4. The method according to claim 3, wherein
updating the first gradient based on the multiple pieces of correction data in the multiple computing devices, to obtain the second gradient comprises:
obtaining a reference value of the multiple pieces of correction data, wherein the reference value is an average value or a weighted value of the multiple pieces of correction data; and
updating the first gradient based on the reference value, to obtain the second gradient.
5. The method according to claim 3, wherein
training the model based on the second gradient comprises:
training the model by using the second gradient as a gradient descent direction of the model, wherein the gradient descent direction of the model indicates a direction in which the model converges fastest, and convergence of the model indicates that a difference between a predicted value of the model and a real value is the smallest.
6. The method according to claim 1, wherein the multiple computing devices comprise a first computing device and a second computing device, and the first computing device and the second computing device are different computing devices in any one of multiple rounds of training on the model; and
obtaining the correction data obtained by running the model on each computing device comprises:
obtaining first correction data obtained by running the model on the first computing device; and
obtaining second correction data obtained by running the model on the second computing device.

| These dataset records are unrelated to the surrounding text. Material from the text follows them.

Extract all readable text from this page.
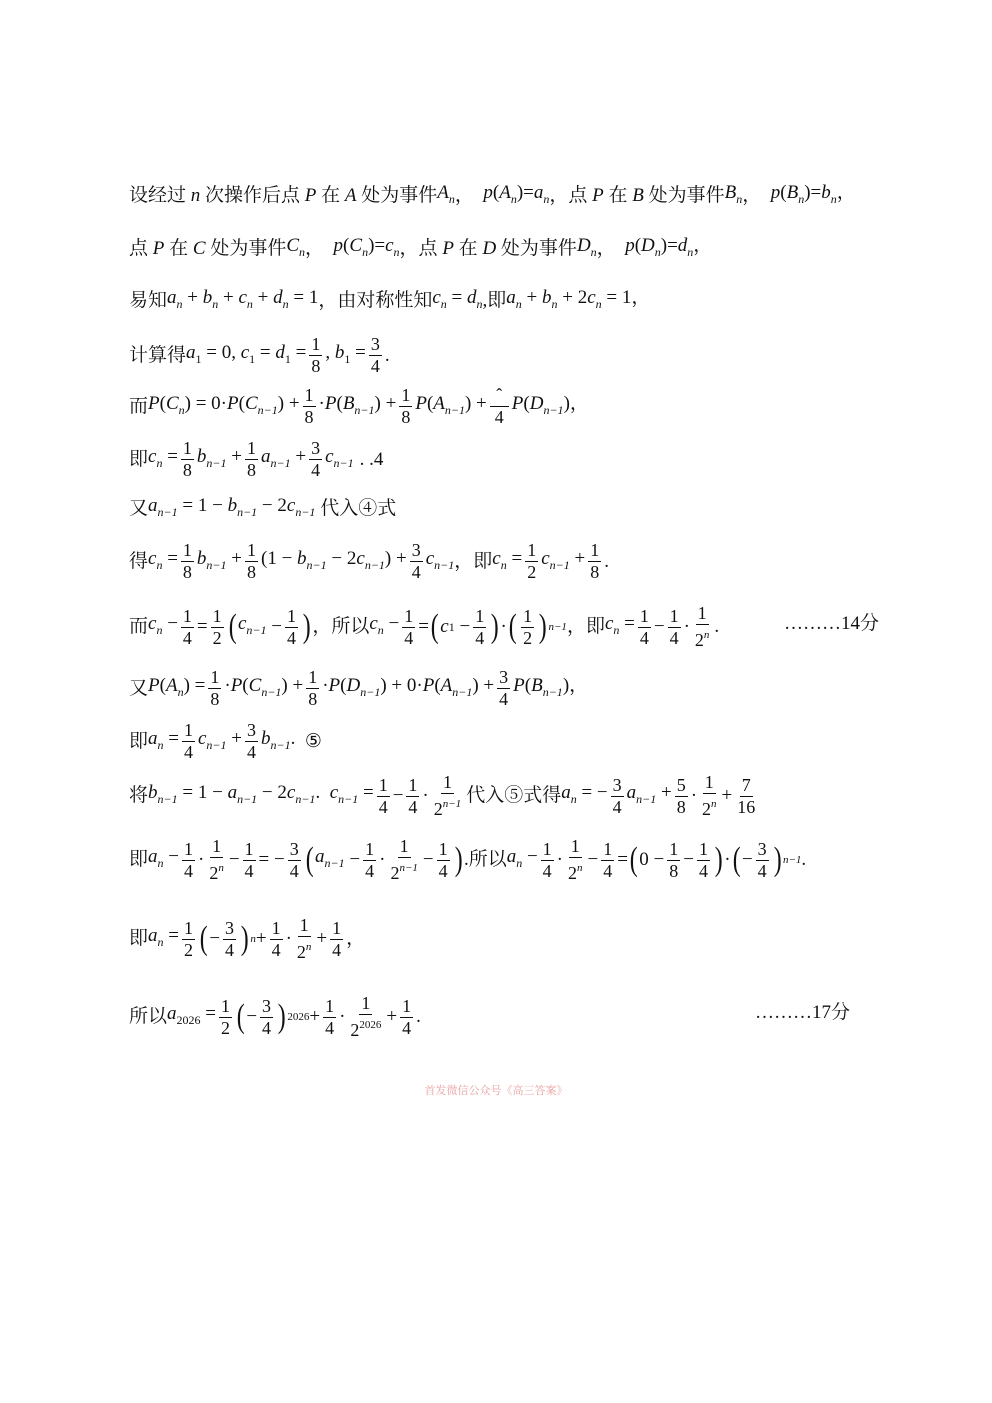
设经过 n 次操作后点 P 在 A 处为事件 $A_n$ ， $p(A_n)=a_n$ ，点 P 在 B 处为事件 $B_n$ ， $p(B_n)=b_n$，
点 P 在 C 处为事件 $C_n$ ， $p(C_n)=c_n$ ，点 P 在 D 处为事件 $D_n$ ， $p(D_n)=d_n$，
易知 $a_n + b_n + c_n + d_n = 1$ ，由对称性知 $c_n = d_n$ ,即 $a_n + b_n + 2c_n = 1$，
计算得 $a_1 = 0$, $c_1 = d_1 = \frac{1}{8}$ , $b_1 = \frac{3}{4}$ .
而 $P(C_n) = 0\cdot P(C_{n-1}) + \frac{1}{8} \cdot P(B_{n-1}) + \frac{1}{8} P(A_{n-1}) + \frac{\text{ˆ}}{4} P(D_{n-1})$，
即 $c_n = \frac{1}{8} b_{n-1} + \frac{1}{8} a_{n-1} + \frac{3}{4} c_{n-1}$ . .4
又 $a_{n-1} = 1 - b_{n-1} - 2c_{n-1}$ 代入④式
得 $c_n = \frac{1}{8} b_{n-1} + \frac{1}{8} (1 - b_{n-1} - 2c_{n-1}) + \frac{3}{4} c_{n-1}$ ，即 $c_n = \frac{1}{2} c_{n-1} + \frac{1}{8}$ .
而 $c_n - \frac{1}{4} = \frac{1}{2}$ ( $c_{n-1} - \frac{1}{4}$ ) ，所以 $c_n - \frac{1}{4}$ = ( c $1 - \frac{1}{4}$ ) · ( $\frac{1}{2}$ ) n−1 ，即 $c_n = \frac{1}{4} - \frac{1}{4} \cdot \frac{1}{2^n}$ .	………14分
又 $P(A_n) = \frac{1}{8} \cdot P(C_{n-1}) + \frac{1}{8} \cdot P(D_{n-1}) + 0\cdot P(A_{n-1}) + \frac{3}{4} P(B_{n-1})$，
即 $a_n = \frac{1}{4} c_{n-1} + \frac{3}{4} b_{n-1}$. ⑤
将 $b_{n-1} = 1 - a_{n-1} - 2c_{n-1}$.  $c_{n-1} = \frac{1}{4} - \frac{1}{4} \cdot \frac{1}{2^{n-1}}$ 代入⑤式得 $a_n$ = − $\frac{3}{4} a_{n-1} + \frac{5}{8} \cdot \frac{1}{2^n} + \frac{7}{16}$
即 $a_n - \frac{1}{4} \cdot \frac{1}{2^n} - \frac{1}{4}$ = − $\frac{3}{4}$ ( $a_{n-1} - \frac{1}{4} \cdot \frac{1}{2^{n-1}} - \frac{1}{4}$ ) .所以 $a_n - \frac{1}{4} \cdot \frac{1}{2^n} - \frac{1}{4}$ = ( $0 - \frac{1}{8} - \frac{1}{4}$ ) · ( − $\frac{3}{4}$ ) n−1 .
即 $a_n = \frac{1}{2}$ ( − $\frac{3}{4}$ ) $n + \frac{1}{4} \cdot \frac{1}{2^n} + \frac{1}{4}$ ，
所以 $a_{2026} = \frac{1}{2}$ ( − $\frac{3}{4}$ ) $2026 + \frac{1}{4} \cdot \frac{1}{2^{2026}} + \frac{1}{4}$ .	………17分
首发微信公众号《高三答案》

7. A model training method, wherein the method is performed by a computing device, the computing device stores training data, and the method comprises:
receiving a model and a first gradient of the model in response to a training request of the model, wherein the first gradient indicates a training direction of the model;
running the model based on the training data and the direction indicated by the first gradient, to obtain correction data, wherein the correction data indicates a difference between a gradient obtained by training the model and the first gradient; and
outputting the correction data.
8. The method according to claim 7, wherein
running the model based on the training data and the direction indicated by the first gradient, to obtain the correction data comprises:
processing the training data based on the model and the direction indicated by the first gradient, and outputting a model processing result;
obtaining a second gradient of the model based on the model processing result and a data label of the training data, wherein the second gradient is a gradient used by the model to train the training data; and
obtaining the correction data based on the second gradient and the first gradient.
9. The method according to claim 8, wherein
obtaining the second gradient of the model based on the model processing result and the data label of the training data comprises:
comparing the model processing result with the data label of the training data, to obtain a difference value; and
if the difference value is less than or equal to a specified threshold, obtaining the second gradient used by the model to train the training data.
10. A model training apparatus, wherein the model training apparatus comprises:
a sending unit, wherein the sending unit is configured to send a model and a first gradient of the model to multiple computing devices in response to a training request of the model, and the first gradient indicates a training direction of the model;
a first obtaining unit, wherein the first obtaining unit is configured to obtain, for each of the multiple computing devices, correction data obtained by running the model on each computing device, the correction data is obtained by each computing device by processing, based on the direction indicated by the first gradient, training data stored in each computing device, and the correction data indicates a training direction in which a model parameter of the model matches the training request; and
a training unit, wherein the training unit is configured to train the model based on multiple pieces of correction data in the multiple computing devices.